A relatively mundane winter storm and a big miss of what would have been a career shot. I ended up along I-55 at Carondelet shooting the northbound bridge when vehicles began losing control on a patch of plowed snow. A large sign was in the way of the action, so I picked up my tripoded camera to move 20 feet to the right. At that very instant, a tractor-trailer jackknifed and hit the divider wall no more than 100 feet away from me. I missed it all. My dashcams captured it from my car parked nearby, but what a shot on the 4K camera it would have been.

March 14: Early-day supercells

A strange setup with missed tornadoes near Paducah at 9AM and transient supercells in central IL. Full chase log >

March 16: Meteor fireball

My driver's side dashcam captured a meteor fireball in the western sky over St. Louis. Earlier that evening, another separate fireball event was seen over the Chicago area.

March 22-24: Plains trip #1 (lightning expedition)

A trip to the Texas Panhandle and Oklahoma for high-speed lightning video. Full chase logs >

April 7: STL metro storms

Another practice run shooting lightning with the high speed camera around the metro. I started near Union, MO and followed storms back home. The lightning wasn't bad, but I didn't capture anything worthy enough to publish.

April 11: STL metro storms

Another lightning outing in the metro from downtown to near Hamel, IL, with mostly uncooperative storms. I did manage to catch one still photo of lightning over downtown.

April 13: Lousiana/Mississippi lightning chase

The lack of a good spring storm season so far in the Midwest prompted me to make this trip for a setup I would normally not think of chasing. My main goal for this trip was not tornadoes, but lightning. I had finally figured out a way to deal with the difficult focusing of the high-speed cam and wanted to finally get a "real" storm to shoot. I expected such cloud-to-ground lightning to be in plentiful supply as it typically is with these types of systems in the South. I chose to intercept storms as they moved into better visibility/terrain along and west of the Mississippi River, as the trees and terrain west of the river bottom is virtually unchaseable. The first two elevated storms I encountered north of Tallulah, LA were virtually visible-lightning-free. I drove through the small town of Forest, LA in this area, encountering fresh damage that appeared tornadic (large trees uprooted with trees falling northward in town and southward west of town) from one of these supposedly elevated storms.

I found the lightning I was looking for with the tornadic storm moving through Vicksburg. I tried to catch a glimpse of the tornadic circulation crossing I-20, carefully inching eastward monitoring the wind direction to discern what was ahead.
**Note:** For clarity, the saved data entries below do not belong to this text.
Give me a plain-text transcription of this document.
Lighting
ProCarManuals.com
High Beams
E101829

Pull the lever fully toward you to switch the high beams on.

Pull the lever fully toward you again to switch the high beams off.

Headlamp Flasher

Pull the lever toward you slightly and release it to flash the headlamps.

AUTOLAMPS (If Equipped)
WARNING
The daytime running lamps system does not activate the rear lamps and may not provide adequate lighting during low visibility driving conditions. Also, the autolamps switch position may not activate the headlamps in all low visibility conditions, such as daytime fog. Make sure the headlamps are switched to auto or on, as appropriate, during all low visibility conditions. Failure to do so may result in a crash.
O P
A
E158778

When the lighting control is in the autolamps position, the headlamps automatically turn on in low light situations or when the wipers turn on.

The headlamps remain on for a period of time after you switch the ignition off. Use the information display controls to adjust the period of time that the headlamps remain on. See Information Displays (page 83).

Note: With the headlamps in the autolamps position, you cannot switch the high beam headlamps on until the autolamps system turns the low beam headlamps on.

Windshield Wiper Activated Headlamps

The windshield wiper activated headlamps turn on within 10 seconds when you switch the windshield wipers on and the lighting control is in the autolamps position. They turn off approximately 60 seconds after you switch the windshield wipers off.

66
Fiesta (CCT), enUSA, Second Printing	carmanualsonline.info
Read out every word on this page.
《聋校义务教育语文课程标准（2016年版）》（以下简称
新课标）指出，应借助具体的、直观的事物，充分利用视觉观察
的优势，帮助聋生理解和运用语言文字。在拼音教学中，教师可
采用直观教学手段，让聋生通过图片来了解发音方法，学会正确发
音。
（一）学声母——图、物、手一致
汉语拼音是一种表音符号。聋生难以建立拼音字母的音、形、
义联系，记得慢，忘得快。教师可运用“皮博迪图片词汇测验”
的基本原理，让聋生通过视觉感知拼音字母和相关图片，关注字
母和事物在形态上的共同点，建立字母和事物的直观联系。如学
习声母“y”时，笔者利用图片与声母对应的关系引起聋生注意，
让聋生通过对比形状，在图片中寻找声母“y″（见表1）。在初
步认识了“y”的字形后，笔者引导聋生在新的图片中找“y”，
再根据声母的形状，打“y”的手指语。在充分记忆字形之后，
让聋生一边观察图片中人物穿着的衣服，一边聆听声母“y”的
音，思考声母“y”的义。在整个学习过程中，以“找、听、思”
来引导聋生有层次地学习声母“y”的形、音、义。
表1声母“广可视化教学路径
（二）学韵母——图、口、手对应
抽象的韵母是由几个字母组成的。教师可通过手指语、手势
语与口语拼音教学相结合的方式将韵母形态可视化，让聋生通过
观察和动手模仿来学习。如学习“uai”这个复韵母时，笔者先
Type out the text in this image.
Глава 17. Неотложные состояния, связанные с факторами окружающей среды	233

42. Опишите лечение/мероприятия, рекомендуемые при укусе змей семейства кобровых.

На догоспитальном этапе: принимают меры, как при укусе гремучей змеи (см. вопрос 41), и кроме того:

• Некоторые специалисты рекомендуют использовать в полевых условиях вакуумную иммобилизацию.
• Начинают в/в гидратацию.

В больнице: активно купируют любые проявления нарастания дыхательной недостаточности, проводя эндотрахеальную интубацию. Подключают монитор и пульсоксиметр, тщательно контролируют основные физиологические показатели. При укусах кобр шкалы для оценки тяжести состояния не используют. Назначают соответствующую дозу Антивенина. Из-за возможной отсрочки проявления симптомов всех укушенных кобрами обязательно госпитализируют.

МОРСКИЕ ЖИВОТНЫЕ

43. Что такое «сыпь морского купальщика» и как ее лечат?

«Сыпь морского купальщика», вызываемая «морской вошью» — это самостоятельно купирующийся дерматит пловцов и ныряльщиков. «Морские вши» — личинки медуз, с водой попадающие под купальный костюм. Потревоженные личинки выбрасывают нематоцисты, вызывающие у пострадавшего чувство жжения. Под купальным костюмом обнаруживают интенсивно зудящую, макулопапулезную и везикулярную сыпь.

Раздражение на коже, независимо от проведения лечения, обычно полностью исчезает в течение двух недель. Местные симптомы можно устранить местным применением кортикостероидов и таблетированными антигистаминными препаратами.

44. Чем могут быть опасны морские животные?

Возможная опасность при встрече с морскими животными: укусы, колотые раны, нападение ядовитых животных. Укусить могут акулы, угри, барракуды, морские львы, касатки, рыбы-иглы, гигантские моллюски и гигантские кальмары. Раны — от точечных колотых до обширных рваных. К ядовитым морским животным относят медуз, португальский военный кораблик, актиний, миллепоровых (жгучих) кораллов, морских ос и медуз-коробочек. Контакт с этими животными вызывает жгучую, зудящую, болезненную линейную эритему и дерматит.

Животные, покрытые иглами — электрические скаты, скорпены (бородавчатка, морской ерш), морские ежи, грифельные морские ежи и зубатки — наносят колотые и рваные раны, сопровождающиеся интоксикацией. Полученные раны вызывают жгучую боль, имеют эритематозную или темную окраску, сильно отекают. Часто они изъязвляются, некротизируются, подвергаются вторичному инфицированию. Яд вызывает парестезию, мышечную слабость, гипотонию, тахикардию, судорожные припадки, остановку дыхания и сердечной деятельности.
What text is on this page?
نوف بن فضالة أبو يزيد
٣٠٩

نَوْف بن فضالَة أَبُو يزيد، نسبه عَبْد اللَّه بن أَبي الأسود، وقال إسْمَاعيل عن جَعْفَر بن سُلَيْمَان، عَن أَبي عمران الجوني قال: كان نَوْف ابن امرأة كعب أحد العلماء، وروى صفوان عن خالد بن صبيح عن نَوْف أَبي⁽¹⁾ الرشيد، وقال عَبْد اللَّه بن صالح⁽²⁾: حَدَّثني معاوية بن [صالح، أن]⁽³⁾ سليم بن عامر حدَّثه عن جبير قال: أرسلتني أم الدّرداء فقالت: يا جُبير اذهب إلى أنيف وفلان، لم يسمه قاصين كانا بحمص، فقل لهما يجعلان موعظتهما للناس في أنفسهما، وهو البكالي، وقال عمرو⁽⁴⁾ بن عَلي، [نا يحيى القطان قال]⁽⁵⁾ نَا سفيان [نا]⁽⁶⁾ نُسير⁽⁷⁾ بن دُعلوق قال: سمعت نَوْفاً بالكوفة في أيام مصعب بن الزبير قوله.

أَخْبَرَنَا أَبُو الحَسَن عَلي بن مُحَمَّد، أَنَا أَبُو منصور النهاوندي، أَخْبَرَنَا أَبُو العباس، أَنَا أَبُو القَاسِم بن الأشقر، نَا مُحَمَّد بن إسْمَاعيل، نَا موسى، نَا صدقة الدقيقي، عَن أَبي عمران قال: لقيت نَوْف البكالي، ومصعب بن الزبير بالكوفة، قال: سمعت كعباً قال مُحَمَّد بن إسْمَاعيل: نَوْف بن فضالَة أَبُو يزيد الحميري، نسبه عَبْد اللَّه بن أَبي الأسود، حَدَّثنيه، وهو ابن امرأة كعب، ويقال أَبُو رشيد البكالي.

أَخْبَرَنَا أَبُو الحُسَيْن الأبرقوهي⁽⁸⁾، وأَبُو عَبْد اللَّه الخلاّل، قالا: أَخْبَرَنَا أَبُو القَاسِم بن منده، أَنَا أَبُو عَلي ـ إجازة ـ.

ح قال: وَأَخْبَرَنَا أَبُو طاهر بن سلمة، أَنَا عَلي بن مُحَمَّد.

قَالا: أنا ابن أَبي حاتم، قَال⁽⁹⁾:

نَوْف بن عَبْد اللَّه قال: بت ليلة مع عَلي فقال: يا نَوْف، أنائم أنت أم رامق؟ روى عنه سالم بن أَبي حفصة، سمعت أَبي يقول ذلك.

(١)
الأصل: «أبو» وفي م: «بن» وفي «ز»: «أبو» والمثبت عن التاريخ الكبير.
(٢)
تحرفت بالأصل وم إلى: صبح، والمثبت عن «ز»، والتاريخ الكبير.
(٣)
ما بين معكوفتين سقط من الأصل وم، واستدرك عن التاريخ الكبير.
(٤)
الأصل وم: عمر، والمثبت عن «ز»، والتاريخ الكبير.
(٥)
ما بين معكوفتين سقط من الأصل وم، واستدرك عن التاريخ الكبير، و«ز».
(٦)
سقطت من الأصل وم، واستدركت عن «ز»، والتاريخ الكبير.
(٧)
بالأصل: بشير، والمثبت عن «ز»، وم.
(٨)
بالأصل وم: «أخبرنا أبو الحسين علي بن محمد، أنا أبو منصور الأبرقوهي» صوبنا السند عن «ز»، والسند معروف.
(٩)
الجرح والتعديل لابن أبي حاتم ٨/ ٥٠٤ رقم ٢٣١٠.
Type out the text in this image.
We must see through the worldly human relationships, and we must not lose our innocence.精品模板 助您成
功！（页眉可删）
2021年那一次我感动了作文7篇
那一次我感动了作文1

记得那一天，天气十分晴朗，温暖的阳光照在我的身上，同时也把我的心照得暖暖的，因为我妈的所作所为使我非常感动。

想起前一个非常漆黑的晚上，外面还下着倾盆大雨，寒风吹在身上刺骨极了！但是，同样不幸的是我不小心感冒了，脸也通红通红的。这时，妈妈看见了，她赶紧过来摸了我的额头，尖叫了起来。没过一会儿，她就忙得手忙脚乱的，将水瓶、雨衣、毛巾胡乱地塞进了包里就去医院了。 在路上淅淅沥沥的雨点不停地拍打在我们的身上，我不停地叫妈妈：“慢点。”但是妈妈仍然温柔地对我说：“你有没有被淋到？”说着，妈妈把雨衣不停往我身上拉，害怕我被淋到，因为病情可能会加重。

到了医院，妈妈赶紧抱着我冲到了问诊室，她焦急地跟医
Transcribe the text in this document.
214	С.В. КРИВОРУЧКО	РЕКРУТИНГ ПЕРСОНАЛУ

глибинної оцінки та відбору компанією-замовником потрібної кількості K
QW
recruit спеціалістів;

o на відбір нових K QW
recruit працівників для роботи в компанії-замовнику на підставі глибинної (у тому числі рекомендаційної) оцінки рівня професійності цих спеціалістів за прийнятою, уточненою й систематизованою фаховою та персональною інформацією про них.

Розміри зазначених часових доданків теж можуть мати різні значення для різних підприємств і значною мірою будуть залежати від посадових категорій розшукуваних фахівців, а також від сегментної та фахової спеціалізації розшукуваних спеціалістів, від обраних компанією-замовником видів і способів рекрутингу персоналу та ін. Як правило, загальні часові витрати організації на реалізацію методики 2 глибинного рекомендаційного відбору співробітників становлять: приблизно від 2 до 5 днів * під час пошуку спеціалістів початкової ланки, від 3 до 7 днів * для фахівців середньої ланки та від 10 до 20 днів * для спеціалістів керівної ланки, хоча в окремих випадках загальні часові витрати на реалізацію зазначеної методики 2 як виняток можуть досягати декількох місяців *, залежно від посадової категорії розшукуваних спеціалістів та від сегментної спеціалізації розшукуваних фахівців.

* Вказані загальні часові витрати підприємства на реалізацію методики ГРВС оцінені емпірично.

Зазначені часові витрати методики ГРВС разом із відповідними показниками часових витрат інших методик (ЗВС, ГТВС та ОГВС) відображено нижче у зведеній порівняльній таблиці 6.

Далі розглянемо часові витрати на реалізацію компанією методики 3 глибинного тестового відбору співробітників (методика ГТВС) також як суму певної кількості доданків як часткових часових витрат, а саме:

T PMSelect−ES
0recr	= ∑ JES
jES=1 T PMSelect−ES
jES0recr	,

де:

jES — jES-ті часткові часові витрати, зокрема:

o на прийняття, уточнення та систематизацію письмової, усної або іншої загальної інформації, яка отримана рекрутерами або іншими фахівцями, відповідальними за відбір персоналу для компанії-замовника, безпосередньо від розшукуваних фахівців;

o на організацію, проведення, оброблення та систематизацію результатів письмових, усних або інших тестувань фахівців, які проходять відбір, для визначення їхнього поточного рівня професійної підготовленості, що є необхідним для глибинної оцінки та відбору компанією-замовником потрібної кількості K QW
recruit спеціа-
I could not see anything. After getting head of the storm east of Vicksburg, I got my opportunity to shoot a high-quality lightning barrage with brilliant stepped leaders captured on high-speed video with several cloud-to-ground strokes. I re-intercepted the storm on I-55 north of Jackson, catching a couple more bolts before the storm swept over the road. There were no good roads available to get ahead of the storms again, so I called it a chase at dusk and headed home.

I shot the lightning near Vicksburg at 3,800 frames per second and north of Jackson at 5,900fps.